Empreendedorismo feminino e desafios

De acordo com o Sebrae Nacional, o Brasil terminou 2024 com 10,4 milhões de mulheres donas de negócios, o que corresponde a alta de 33% em uma década.  Apesar destes números, as mulhees representam apenas 34,1% dos empreendedores do país, mesmo sendo maioria na população economicamente ativa.

A evolução mais expressiva ocorreu nas regiões Sul e Sudeste do país mas os desafios persistem: as mulheres seguem trabalhando, em média, menos horas do que os homens, por conta da dupla jornada de trabalho e responsabilidades domésticas, o que impacta diretamente seus negócios.

Mesmo com crescimento recorde, o número de empreendedores homens ainda ultrapassa os 20 milhões. Desde o início da pandemia, o número de mulheres donas de negócio subiu 8,6% no período, quase o dobro do crescimento entre os homens (4,6%).

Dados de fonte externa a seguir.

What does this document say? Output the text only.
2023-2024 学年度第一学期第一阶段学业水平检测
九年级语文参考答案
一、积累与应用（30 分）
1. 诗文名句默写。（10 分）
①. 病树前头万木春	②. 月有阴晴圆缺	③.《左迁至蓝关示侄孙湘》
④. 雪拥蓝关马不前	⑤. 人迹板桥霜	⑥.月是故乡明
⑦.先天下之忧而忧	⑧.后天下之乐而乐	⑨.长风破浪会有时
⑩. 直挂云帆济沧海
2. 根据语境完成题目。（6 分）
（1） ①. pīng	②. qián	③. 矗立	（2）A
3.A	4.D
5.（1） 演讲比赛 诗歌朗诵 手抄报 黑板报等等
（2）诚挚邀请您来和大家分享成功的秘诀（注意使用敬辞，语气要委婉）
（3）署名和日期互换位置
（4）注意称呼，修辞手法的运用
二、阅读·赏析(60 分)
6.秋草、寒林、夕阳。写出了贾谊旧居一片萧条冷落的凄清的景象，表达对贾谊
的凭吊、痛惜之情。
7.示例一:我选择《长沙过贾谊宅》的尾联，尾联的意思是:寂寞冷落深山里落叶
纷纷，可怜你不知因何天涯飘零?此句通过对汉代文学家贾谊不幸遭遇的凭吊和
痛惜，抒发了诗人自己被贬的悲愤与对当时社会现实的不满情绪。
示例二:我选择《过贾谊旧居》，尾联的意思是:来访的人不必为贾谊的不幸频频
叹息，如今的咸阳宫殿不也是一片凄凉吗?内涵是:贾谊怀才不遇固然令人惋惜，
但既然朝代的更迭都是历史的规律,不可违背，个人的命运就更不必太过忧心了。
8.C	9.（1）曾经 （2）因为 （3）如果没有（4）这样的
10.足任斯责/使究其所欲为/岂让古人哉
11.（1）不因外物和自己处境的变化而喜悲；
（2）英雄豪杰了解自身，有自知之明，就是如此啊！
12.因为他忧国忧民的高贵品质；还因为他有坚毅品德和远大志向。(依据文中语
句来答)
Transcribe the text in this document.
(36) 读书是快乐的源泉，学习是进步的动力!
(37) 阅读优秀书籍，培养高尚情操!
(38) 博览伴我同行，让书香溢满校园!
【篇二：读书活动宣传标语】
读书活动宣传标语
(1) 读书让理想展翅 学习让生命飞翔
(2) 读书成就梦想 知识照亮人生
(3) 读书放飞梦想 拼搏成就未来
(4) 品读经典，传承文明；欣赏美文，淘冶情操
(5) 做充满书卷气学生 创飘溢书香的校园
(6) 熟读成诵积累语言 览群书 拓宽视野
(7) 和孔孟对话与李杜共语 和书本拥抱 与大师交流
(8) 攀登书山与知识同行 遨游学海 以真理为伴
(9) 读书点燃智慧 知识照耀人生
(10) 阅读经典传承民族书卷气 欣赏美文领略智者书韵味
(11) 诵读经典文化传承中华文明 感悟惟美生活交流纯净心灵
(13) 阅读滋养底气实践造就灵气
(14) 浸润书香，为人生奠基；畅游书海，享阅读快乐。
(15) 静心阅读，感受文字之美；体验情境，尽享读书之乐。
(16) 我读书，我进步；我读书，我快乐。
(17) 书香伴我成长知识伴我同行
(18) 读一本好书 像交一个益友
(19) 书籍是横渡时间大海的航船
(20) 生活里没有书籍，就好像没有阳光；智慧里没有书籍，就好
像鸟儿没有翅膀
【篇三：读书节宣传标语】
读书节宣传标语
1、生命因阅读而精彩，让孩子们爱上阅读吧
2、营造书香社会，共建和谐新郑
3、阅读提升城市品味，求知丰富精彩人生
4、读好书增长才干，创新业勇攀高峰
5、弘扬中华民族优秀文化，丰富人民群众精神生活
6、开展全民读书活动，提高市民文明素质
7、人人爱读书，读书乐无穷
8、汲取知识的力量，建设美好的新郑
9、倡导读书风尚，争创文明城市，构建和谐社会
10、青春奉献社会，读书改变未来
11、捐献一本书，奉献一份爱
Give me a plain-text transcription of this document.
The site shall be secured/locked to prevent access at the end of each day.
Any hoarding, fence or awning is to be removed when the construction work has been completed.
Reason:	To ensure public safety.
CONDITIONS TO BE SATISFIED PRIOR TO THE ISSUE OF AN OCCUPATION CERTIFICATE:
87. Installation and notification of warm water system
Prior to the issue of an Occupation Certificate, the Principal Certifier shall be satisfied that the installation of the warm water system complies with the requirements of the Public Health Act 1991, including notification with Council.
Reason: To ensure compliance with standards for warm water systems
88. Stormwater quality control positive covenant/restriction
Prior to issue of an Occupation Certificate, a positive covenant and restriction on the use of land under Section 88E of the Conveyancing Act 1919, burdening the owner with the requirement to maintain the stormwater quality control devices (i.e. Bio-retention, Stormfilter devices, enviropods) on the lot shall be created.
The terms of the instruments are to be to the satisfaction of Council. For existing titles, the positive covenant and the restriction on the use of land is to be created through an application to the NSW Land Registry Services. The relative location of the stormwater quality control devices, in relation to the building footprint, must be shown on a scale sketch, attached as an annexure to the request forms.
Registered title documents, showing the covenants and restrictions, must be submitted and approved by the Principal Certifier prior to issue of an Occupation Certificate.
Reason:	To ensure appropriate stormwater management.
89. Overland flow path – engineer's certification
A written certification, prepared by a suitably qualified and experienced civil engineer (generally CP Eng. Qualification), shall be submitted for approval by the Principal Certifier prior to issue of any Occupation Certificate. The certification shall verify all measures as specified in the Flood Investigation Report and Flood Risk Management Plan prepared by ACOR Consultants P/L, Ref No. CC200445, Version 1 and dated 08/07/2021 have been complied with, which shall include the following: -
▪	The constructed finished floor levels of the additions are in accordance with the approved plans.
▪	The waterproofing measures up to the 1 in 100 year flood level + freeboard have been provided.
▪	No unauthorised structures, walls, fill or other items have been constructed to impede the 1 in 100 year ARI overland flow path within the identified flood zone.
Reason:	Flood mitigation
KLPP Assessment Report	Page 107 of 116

Apesar do aumento da participação das mulheres em diversos setores da sociedade, quando se trata de empreendedorismo, ainda há muitos obstáculos a serem vencidos, como a necessidade de equilibrar as responsabilidades profissionais e domésticas.  Os dados revelam disparidades na maneira como homens e mulheres administram suas tarefas cotidianas, destacando um problema estrutural que afeta profundamente o desempenho e a saúde das empreendedoras.

Planos para o futuro

Assim como Lislene sonha em ter uma loja física, para vender suas peças e abrir espaço para outras artesãs, Cida quer ampliar ainda mais sua produção e ajudar outras mulheres da cidade a viverem do próprio trabalho. “Trabalho muito, mas é compensador. É o progresso que chegou para mudar a nossa história”, resumiu Lislene.